Thursday, May 2, 2013

A Feel for Art

On a recent morning I visited the Vermont Association for the Blind and Visually Impaired. I attend their Peer Assisted Learning and Support (PALS) group in South Burlington a couple of times per year to talk about our Art at Hand tours and encourage their participants to visit Shelburne Museum. I always bring a hands-on art project based on the Museum's collections.
This most recent craft was inspired by the Stencil House. I have been been studying Stencil in preparation for our new gallery talk, Exploring Colonial Revival: Prentis and Stencil Houses, which debuts when the Museum opens to the public on May 12th. Wall stencils, painted by itinerant artists who traveled from town to town and worked on commission, were popular decorative features in American homes from approximately 1815 to 1840. Much of the painting in the Stencil House parlor is original, having been stenciled in the 1830s and cleaned in an extensive 1999-2000 conservation project.

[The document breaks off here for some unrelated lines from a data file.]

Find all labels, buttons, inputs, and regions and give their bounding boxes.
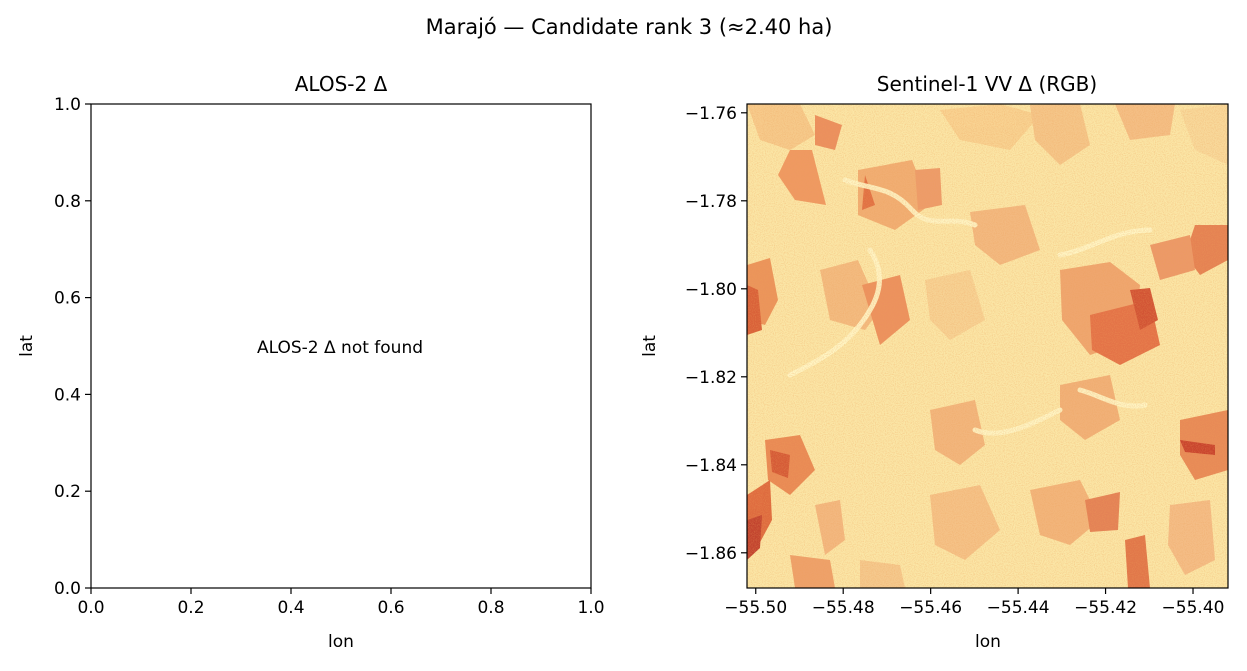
annotation-not-found: ALOS-2 Δ not found xyxy=(257,338,423,358)
panel-title: ALOS-2 Δ xyxy=(295,72,388,96)
y-axis-ticks: 0.0 0.2 0.4 0.6 0.8 1.0 xyxy=(54,95,91,599)
y-tick-label: 1.0 xyxy=(54,95,81,115)
y-tick-label: −1.82 xyxy=(685,368,737,388)
y-tick-label: −1.84 xyxy=(685,456,737,476)
x-tick-label: 0.4 xyxy=(277,598,304,618)
figure-suptitle: Marajó — Candidate rank 3 (≈2.40 ha) xyxy=(426,15,833,39)
y-axis-label: lat xyxy=(17,335,37,357)
x-tick-label: −55.46 xyxy=(899,598,962,618)
plot-area xyxy=(90,103,592,589)
y-tick-label: 0.0 xyxy=(54,579,81,599)
x-axis-label: lon xyxy=(975,632,1001,652)
y-tick-label: 0.8 xyxy=(54,192,81,212)
panel-alos2: ALOS-2 Δ 0.0 0.2 0.4 0.6 0.8 1.0 0.0 0.2 0.4 0.6… xyxy=(17,72,605,652)
y-tick-label: 0.6 xyxy=(54,289,81,309)
y-tick-label: 0.2 xyxy=(54,482,81,502)
panel-sentinel1: Sentinel-1 VV Δ (RGB) xyxy=(640,72,1229,652)
x-tick-label: 1.0 xyxy=(577,598,604,618)
panel-title: Sentinel-1 VV Δ (RGB) xyxy=(877,72,1097,96)
x-axis-ticks: −55.50 −55.48 −55.46 −55.44 −55.42 −55.40 xyxy=(724,588,1224,618)
y-tick-label: −1.80 xyxy=(685,280,737,300)
x-tick-label: 0.8 xyxy=(477,598,504,618)
x-tick-label: −55.40 xyxy=(1162,598,1225,618)
x-axis-ticks: 0.0 0.2 0.4 0.6 0.8 1.0 xyxy=(77,588,605,618)
x-tick-label: −55.42 xyxy=(1074,598,1137,618)
y-tick-label: −1.86 xyxy=(685,544,737,564)
y-tick-label: −1.78 xyxy=(685,192,737,212)
y-axis-label: lat xyxy=(640,335,660,357)
x-tick-label: 0.0 xyxy=(77,598,104,618)
heatmap-image xyxy=(747,104,1228,588)
plot-area xyxy=(746,103,1229,589)
x-tick-label: −55.50 xyxy=(724,598,787,618)
x-tick-label: −55.48 xyxy=(812,598,875,618)
y-tick-label: −1.76 xyxy=(685,104,737,124)
x-tick-label: 0.2 xyxy=(177,598,204,618)
y-tick-label: 0.4 xyxy=(54,385,81,405)
x-tick-label: −55.44 xyxy=(987,598,1050,618)
y-axis-ticks: −1.76 −1.78 −1.80 −1.82 −1.84 −1.86 xyxy=(685,104,747,564)
x-tick-label: 0.6 xyxy=(377,598,404,618)
x-axis-label: lon xyxy=(328,632,354,652)
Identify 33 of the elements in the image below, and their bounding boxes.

Stencil House Parlor, Photograph by J. David Bohl
Stencil House Fireplace, Photograph by J. David Bohl
After introducing the house and describing in detail the stenciling above the fireplace in the parlor (see above), I oriented the PALS group to their art materials. Chalk pastels, which feel dry and powdery, are easy to blend. Oil pastels are waxy, like crayons. The pastel paper we drew on had some texture to hold the pigment. I also brought a variety of stencils in different shapes; animal, vegetable, mineral, we had it all.

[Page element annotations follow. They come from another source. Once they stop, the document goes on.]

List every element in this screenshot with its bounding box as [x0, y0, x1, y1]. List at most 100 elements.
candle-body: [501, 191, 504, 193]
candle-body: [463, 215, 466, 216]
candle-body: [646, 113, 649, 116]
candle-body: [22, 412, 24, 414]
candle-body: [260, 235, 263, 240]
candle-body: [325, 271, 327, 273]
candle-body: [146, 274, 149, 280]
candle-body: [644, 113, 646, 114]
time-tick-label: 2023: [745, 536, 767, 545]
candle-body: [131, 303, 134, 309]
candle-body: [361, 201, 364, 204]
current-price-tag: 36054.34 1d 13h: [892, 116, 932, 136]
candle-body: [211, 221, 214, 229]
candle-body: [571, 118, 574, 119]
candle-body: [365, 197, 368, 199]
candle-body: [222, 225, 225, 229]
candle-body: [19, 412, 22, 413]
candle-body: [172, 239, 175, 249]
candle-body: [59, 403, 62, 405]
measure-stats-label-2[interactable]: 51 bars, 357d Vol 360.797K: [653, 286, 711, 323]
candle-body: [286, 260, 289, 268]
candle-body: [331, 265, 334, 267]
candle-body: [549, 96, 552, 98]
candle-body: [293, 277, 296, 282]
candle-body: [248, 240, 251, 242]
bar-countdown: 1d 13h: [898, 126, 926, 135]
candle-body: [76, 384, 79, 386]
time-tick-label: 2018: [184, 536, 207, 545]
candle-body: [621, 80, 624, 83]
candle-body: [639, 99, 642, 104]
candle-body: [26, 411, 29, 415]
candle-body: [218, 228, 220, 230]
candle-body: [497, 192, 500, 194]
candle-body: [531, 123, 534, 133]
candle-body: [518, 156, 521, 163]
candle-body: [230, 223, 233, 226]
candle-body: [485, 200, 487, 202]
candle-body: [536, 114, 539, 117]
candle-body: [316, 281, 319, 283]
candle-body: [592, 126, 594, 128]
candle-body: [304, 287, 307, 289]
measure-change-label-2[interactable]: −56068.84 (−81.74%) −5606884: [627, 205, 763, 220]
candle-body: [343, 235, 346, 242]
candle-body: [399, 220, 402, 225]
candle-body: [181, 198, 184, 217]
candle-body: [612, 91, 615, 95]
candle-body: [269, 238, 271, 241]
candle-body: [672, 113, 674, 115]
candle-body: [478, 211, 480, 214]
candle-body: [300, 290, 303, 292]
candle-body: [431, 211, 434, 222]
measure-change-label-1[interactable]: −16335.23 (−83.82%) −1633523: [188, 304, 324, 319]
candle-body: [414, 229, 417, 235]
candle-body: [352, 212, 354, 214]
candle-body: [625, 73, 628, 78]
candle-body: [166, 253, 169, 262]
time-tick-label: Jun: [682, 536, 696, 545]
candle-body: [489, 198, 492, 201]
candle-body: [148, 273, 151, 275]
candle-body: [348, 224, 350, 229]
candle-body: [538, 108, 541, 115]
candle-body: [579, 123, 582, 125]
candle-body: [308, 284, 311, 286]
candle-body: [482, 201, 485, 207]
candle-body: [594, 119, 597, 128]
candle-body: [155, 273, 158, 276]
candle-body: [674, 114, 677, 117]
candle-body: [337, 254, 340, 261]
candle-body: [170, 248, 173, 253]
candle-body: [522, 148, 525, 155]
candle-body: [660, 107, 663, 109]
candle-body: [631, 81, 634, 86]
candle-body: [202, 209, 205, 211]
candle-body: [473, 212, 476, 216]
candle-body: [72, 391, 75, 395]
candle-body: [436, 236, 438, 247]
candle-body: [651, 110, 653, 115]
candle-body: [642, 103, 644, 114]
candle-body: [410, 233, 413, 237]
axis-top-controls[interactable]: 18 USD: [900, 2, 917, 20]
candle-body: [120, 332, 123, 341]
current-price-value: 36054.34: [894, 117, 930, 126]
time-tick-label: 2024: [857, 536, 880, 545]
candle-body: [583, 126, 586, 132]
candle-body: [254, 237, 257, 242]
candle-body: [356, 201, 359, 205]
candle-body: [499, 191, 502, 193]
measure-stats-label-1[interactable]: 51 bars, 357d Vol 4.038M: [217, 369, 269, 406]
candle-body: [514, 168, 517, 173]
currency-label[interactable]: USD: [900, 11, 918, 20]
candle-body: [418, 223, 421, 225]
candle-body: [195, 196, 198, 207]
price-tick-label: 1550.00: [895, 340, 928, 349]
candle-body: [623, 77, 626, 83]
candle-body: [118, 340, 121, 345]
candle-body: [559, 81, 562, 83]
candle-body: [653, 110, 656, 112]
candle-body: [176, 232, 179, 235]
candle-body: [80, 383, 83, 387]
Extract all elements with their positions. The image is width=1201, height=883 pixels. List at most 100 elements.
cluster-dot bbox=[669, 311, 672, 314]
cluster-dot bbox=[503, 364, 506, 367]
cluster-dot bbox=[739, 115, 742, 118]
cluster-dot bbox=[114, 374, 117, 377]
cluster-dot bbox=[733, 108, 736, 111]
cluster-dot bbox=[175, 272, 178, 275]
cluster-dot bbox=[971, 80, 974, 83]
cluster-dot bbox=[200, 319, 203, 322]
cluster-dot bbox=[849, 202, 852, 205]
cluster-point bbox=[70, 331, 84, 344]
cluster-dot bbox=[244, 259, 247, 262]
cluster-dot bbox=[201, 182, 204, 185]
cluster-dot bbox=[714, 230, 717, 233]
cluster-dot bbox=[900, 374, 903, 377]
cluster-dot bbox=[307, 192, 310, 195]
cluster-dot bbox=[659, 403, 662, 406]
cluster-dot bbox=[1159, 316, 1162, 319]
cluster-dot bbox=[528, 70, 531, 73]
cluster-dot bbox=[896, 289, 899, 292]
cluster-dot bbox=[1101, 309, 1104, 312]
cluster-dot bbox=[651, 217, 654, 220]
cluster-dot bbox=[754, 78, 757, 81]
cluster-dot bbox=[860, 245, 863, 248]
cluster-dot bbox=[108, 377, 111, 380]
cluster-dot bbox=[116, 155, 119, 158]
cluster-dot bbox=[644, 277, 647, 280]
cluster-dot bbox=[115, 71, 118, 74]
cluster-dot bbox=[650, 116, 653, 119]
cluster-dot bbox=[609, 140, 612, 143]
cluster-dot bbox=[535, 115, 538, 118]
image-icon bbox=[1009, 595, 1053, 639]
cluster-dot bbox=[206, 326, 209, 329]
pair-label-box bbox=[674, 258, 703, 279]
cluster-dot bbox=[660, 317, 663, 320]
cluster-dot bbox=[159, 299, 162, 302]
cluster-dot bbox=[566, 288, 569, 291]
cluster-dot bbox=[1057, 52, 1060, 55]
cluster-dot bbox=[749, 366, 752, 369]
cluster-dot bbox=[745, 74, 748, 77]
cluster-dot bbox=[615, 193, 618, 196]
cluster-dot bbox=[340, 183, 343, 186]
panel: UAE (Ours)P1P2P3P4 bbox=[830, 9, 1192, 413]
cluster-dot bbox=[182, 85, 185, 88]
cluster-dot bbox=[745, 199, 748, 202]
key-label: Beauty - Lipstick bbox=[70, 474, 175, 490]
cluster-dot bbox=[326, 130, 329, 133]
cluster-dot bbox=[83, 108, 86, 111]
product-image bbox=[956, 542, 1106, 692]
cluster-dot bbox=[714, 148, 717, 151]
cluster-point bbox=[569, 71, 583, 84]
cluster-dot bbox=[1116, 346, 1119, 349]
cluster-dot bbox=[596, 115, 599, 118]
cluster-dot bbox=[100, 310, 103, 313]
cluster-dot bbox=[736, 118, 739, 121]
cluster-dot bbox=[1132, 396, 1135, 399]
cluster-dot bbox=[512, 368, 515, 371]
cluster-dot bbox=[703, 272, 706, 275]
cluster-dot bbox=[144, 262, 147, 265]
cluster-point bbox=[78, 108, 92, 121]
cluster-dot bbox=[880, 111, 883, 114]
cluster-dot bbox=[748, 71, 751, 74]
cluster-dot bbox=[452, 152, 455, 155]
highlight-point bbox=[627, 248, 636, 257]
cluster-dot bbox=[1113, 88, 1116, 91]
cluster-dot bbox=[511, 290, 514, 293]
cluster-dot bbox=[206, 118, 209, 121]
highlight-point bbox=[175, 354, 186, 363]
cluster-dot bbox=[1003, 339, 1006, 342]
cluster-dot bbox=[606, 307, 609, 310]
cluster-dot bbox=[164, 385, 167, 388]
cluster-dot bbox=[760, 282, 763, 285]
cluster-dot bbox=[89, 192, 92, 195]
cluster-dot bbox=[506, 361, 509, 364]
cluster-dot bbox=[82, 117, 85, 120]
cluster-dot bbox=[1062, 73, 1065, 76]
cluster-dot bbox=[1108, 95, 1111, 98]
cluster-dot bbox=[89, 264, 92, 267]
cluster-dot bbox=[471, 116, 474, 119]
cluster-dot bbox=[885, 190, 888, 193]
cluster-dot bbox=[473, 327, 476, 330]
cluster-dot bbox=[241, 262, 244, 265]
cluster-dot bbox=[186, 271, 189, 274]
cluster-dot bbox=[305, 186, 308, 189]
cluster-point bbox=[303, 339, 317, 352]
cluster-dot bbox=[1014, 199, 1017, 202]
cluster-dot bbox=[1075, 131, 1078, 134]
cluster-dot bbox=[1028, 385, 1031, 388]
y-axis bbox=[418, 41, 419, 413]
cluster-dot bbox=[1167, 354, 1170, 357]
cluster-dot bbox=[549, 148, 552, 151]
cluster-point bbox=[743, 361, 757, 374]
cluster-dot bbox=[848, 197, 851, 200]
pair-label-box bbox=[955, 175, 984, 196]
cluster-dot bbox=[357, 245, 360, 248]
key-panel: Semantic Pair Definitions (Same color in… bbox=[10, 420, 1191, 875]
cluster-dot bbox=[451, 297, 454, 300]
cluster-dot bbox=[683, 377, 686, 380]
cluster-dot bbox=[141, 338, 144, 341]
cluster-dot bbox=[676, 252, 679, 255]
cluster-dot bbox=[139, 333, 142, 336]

Most of the folks who attend the PALS group have age-related vision impairments, such as macular degeneration or cataracts. They are not totally blind, and for the most part they do have a sense of light and color. Even so, the creative process is challenging. One participant, Jerry, said that though he'd never tried drawing, "recently I've been trying a lot of new things I've never done." Historically, people who are blind or visually impaired have felt alienated by the art world. We at Shelburne Museum are excited to play a small part in turning those perceptions around.